Regulating cryptocurrency without hindering innovation is a challenge for many authorities. However, Japan seems to be striking a pretty good balance. After the Coincheck incident, the FSA”studied quite difficult regarding cryptocurrency and cybersecurity” and wound better educated than most consultants in the market, says Oki Matsumoto, chairman and managing director of Monex, Coincheck’s new proprietor.
There is at least one more reason to consider blockchain-based cash can succeed in Japan: retail investors that there currently love crypto.
Japanese traders accounts for more than half of global margin trading in the foreign exchange market. Of late, they’ve expanded to cryptocurrency trading, benefiting from Japan’s bustling (and now regulated) exchange spectacle. It is difficult to pin down the Japanese cryptocurrency market’s exact dimensions, but it’s become Asia’s largest market since China clamped down trading in 2017. Analysts at Deutsche Bank state Japanese retail investors turned into a huge reason why Bitcoin’s price shot up to almost $20,000 in late 2017.
Of course, cryptocurrency trading is popular in several countries, yet it is not used much in retail payments anywhere. Why should Japan be another? Its retail sector is decidedly low-tech: most stores do not even accept debit or credit cards. To shop on line, individuals typically print a bar code in your home and take it into a convenience store, where they pay in cash.
On the flip side, they aren’t completely reluctant to electronic payments. Prepaid card services like Suica, which are sold by the country’s major railway firms, are very popular. Grocery and convenience stores tend to take Suica cards, too. “It is an extraordinarily technical society, and a society that’s very interested in transacting digitally,” he says. Given that the government’s push to go cashless fast,”it is a special opportunity at a unique time.”
But even if that is the case, why blockchains? Today’s cryptocurrencies are normally volatile unless they’re backed by fiat money in a bank account. They are difficult to use and maintain protected from hackers, and blockchain trades that turn out to be deceitful can not be reversed. Third-party services like exchanges can have big security issues, as the Mt. Gox and Coincheck hacks showed. And the most popular blockchains are slow and require masses of computing power to fasten the ledger, which gives them huge carbon footprints.
The systems Japan’s banks are constructing could change that. MUFG’s blockchain will run on Akamai’s servers. The company is skilled at building proprietary algorithms to deliver web content to users around the world, its core industry. That expertise easily equates to running a community that is more energy efficient, faster, and more economical to operate than a people blockchain, Champagne states. So much so, MUFG believesthat payments too little to make sense on conventional credit card networks will probably be viable.

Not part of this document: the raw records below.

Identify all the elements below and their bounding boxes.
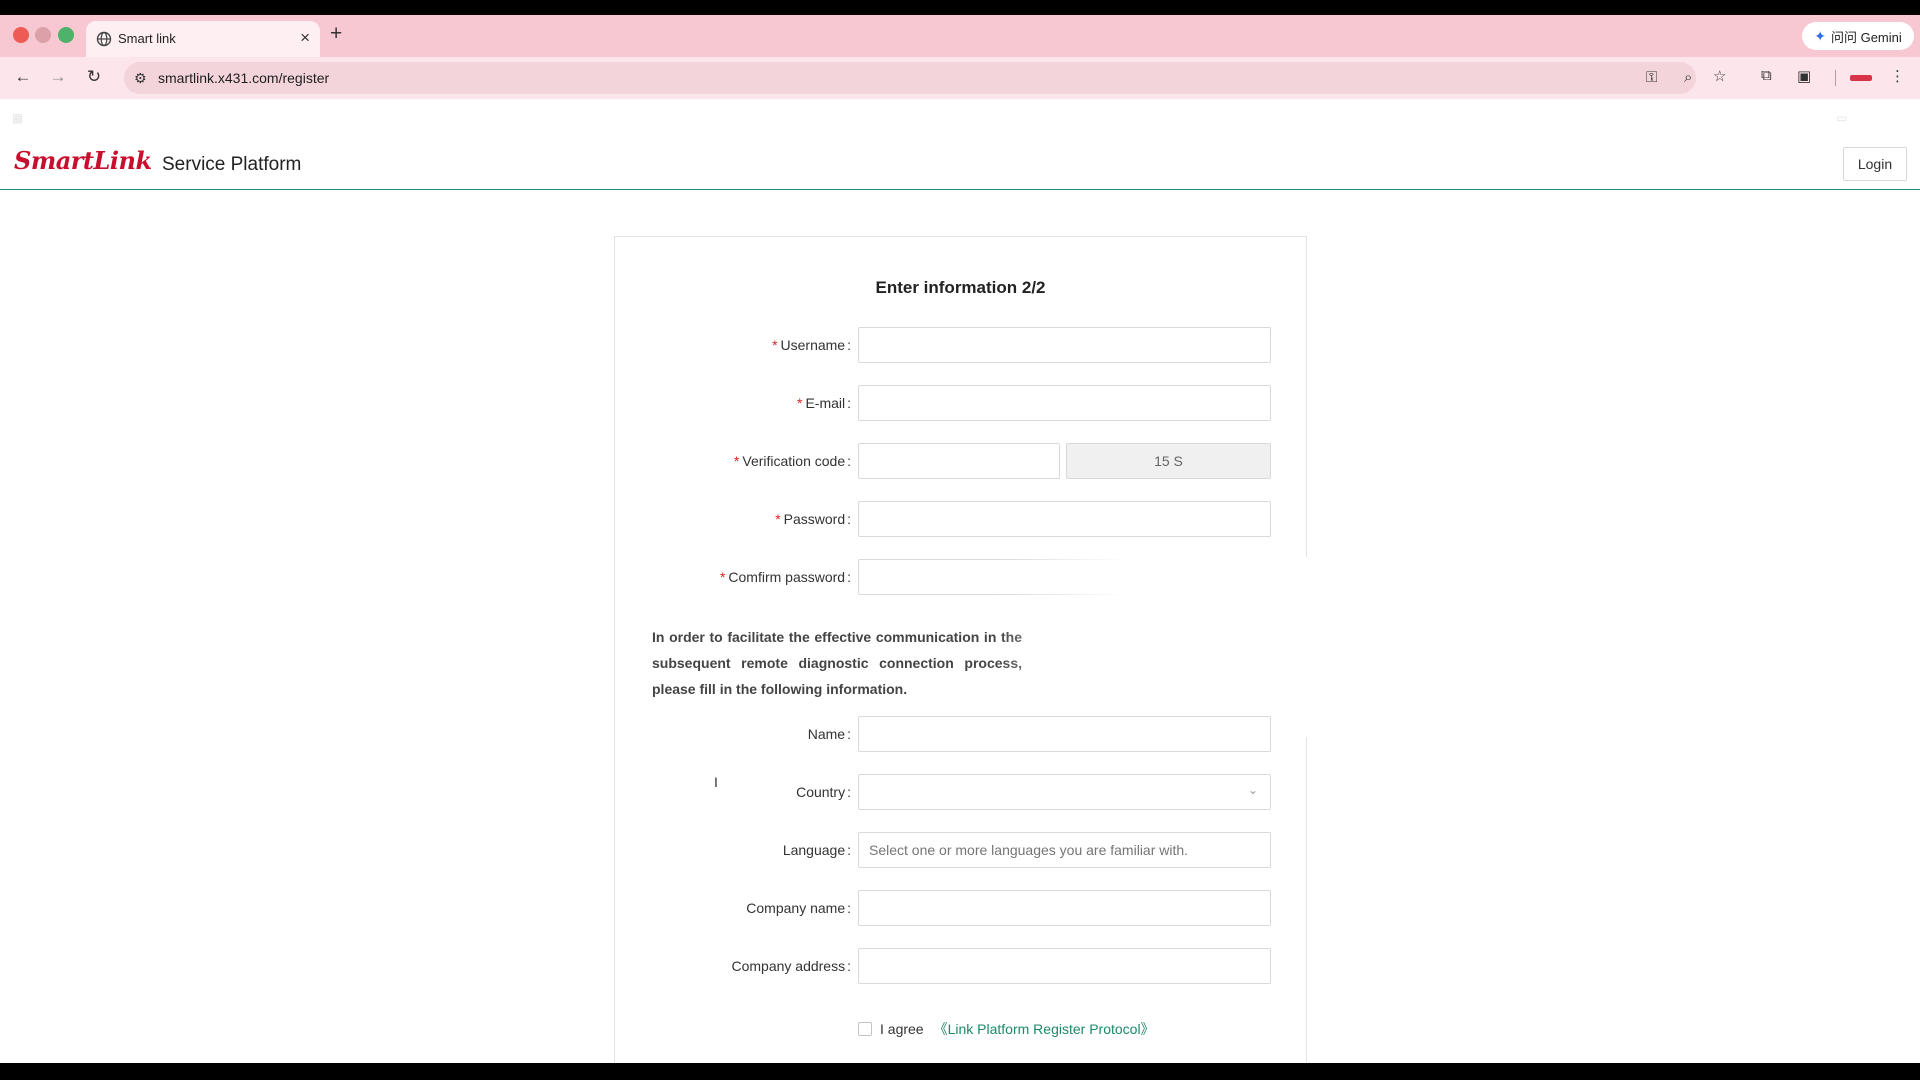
language-select[interactable] xyxy=(858,832,1271,868)
email-label-text: E-mail xyxy=(805,395,846,411)
code-label-text: Verification code xyxy=(742,453,846,469)
send-code-button[interactable]: 15 S xyxy=(1066,443,1271,479)
required-mark: * xyxy=(796,395,803,411)
company-address-label: Company address: xyxy=(731,958,851,974)
company-address-input[interactable] xyxy=(858,948,1271,984)
password-input[interactable] xyxy=(858,501,1271,537)
extension-icon[interactable] xyxy=(1850,75,1872,81)
confirm-password-label: * Comfirm password: xyxy=(719,569,851,585)
protocol-link[interactable]: 《Link Platform Register Protocol》 xyxy=(934,1019,1155,1039)
confirm-password-input[interactable] xyxy=(858,559,1271,595)
email-label: * E-mail: xyxy=(796,395,851,411)
text-cursor-icon: I xyxy=(714,774,718,790)
browser-tabbar: Smart link × + ✦ 问问 Gemini xyxy=(0,15,1920,57)
login-button[interactable]: Login xyxy=(1843,147,1907,181)
required-mark: * xyxy=(719,569,726,585)
username-input[interactable] xyxy=(858,327,1271,363)
chevron-down-icon: ⌄ xyxy=(1247,783,1258,797)
password-label-text: Password xyxy=(783,511,846,527)
company-address-label-text: Company address xyxy=(731,958,846,974)
bookmarks-bar: ▦ ▭ xyxy=(0,99,1920,136)
address-bar[interactable]: ⚙ smartlink.x431.com/register ⚿ ⌕ xyxy=(124,62,1696,94)
folder-icon[interactable]: ▭ xyxy=(1836,111,1847,125)
form-title: Enter information 2/2 xyxy=(875,278,1046,297)
globe-icon xyxy=(96,31,112,47)
page: SmartLink Service Platform Login Enter i… xyxy=(0,136,1920,1063)
required-mark: * xyxy=(775,511,781,527)
language-label-text: Language xyxy=(782,842,846,858)
name-label-text: Name xyxy=(807,726,846,742)
language-label: Language: xyxy=(782,842,851,858)
company-name-label-text: Company name xyxy=(746,900,846,916)
company-name-label: Company name: xyxy=(746,900,851,916)
site-header: SmartLink Service Platform Login xyxy=(0,136,1920,190)
email-input[interactable] xyxy=(858,385,1271,421)
agree-label: I agree xyxy=(880,1021,924,1037)
reload-icon[interactable]: ↻ xyxy=(83,67,105,87)
window-minimize-button[interactable] xyxy=(35,27,51,43)
side-panel-icon[interactable]: ▣ xyxy=(1797,67,1811,85)
forward-arrow-icon[interactable]: → xyxy=(47,67,69,87)
key-icon[interactable]: ⚿ xyxy=(1646,69,1657,86)
browser-tab[interactable]: Smart link × xyxy=(86,21,320,57)
toolbar-separator xyxy=(1835,70,1836,86)
star-icon[interactable]: ☆ xyxy=(1713,67,1726,85)
kebab-icon[interactable]: ⋮ xyxy=(1890,67,1905,85)
agree-checkbox[interactable] xyxy=(858,1022,872,1036)
username-label-text: Username xyxy=(780,337,846,353)
platform-title: Service Platform xyxy=(162,154,302,175)
screenshot-icon[interactable]: ⧉ xyxy=(1761,67,1772,84)
country-label: Country: xyxy=(796,784,851,800)
logo[interactable]: SmartLink xyxy=(14,146,152,175)
tune-icon[interactable]: ⚙ xyxy=(134,70,147,87)
password-label: * Password: xyxy=(775,511,851,527)
required-mark: * xyxy=(733,453,740,469)
screen-top-border xyxy=(0,0,1920,15)
back-arrow-icon[interactable]: ← xyxy=(12,67,34,87)
gemini-button[interactable]: ✦ 问问 Gemini xyxy=(1802,22,1914,50)
gemini-label: 问问 Gemini xyxy=(1830,29,1902,45)
register-card: Enter information 2/2 * Username: * E-mail… xyxy=(614,236,1325,1063)
code-label: * Verification code: xyxy=(733,453,851,469)
verification-code-input[interactable] xyxy=(858,443,1060,479)
zoom-icon[interactable]: ⌕ xyxy=(1684,69,1692,86)
apps-icon[interactable]: ▦ xyxy=(12,111,23,125)
country-label-text: Country xyxy=(796,784,846,800)
screen-bottom-border xyxy=(0,1063,1920,1080)
tab-title: Smart link xyxy=(118,31,176,46)
username-label: * Username: xyxy=(772,337,851,353)
window-zoom-button[interactable] xyxy=(58,27,74,43)
confirm-password-label-text: Comfirm password xyxy=(728,569,846,585)
browser-toolbar: ← → ↻ ⚙ smartlink.x431.com/register ⚿ ⌕ … xyxy=(0,57,1920,99)
company-name-input[interactable] xyxy=(858,890,1271,926)
name-input[interactable] xyxy=(858,716,1271,752)
plus-icon[interactable]: + xyxy=(330,22,342,46)
url-text[interactable]: smartlink.x431.com/register xyxy=(158,70,329,86)
sparkle-icon: ✦ xyxy=(1814,27,1826,44)
close-icon[interactable]: × xyxy=(300,28,310,48)
window-close-button[interactable] xyxy=(13,27,29,43)
required-mark: * xyxy=(772,337,778,353)
name-label: Name: xyxy=(807,726,851,742)
info-notice: In order to facilitate the effective com… xyxy=(652,629,1022,697)
country-select[interactable]: ⌄ xyxy=(858,774,1271,810)
agree-row: I agree 《Link Platform Register Protocol… xyxy=(858,1019,1155,1039)
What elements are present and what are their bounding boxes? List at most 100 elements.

Will people in Japan really ditch their money for blockchains, though? Yoriko Beal, cofounder of HashHub, a co-working area for blockchain startups in Tokyo, is doubtful. The prevalence of Suica cards shows that it’s not outside the realm of possibility. But she thinks it is about usefulness, not on the underlying technology. Suica cards are extremely helpful, so people embraced them, she states:”If MUFG and Akamai are so certain that using blockchain can reduce prices a lot in comparison to, for example, with metro cards, it might happen.”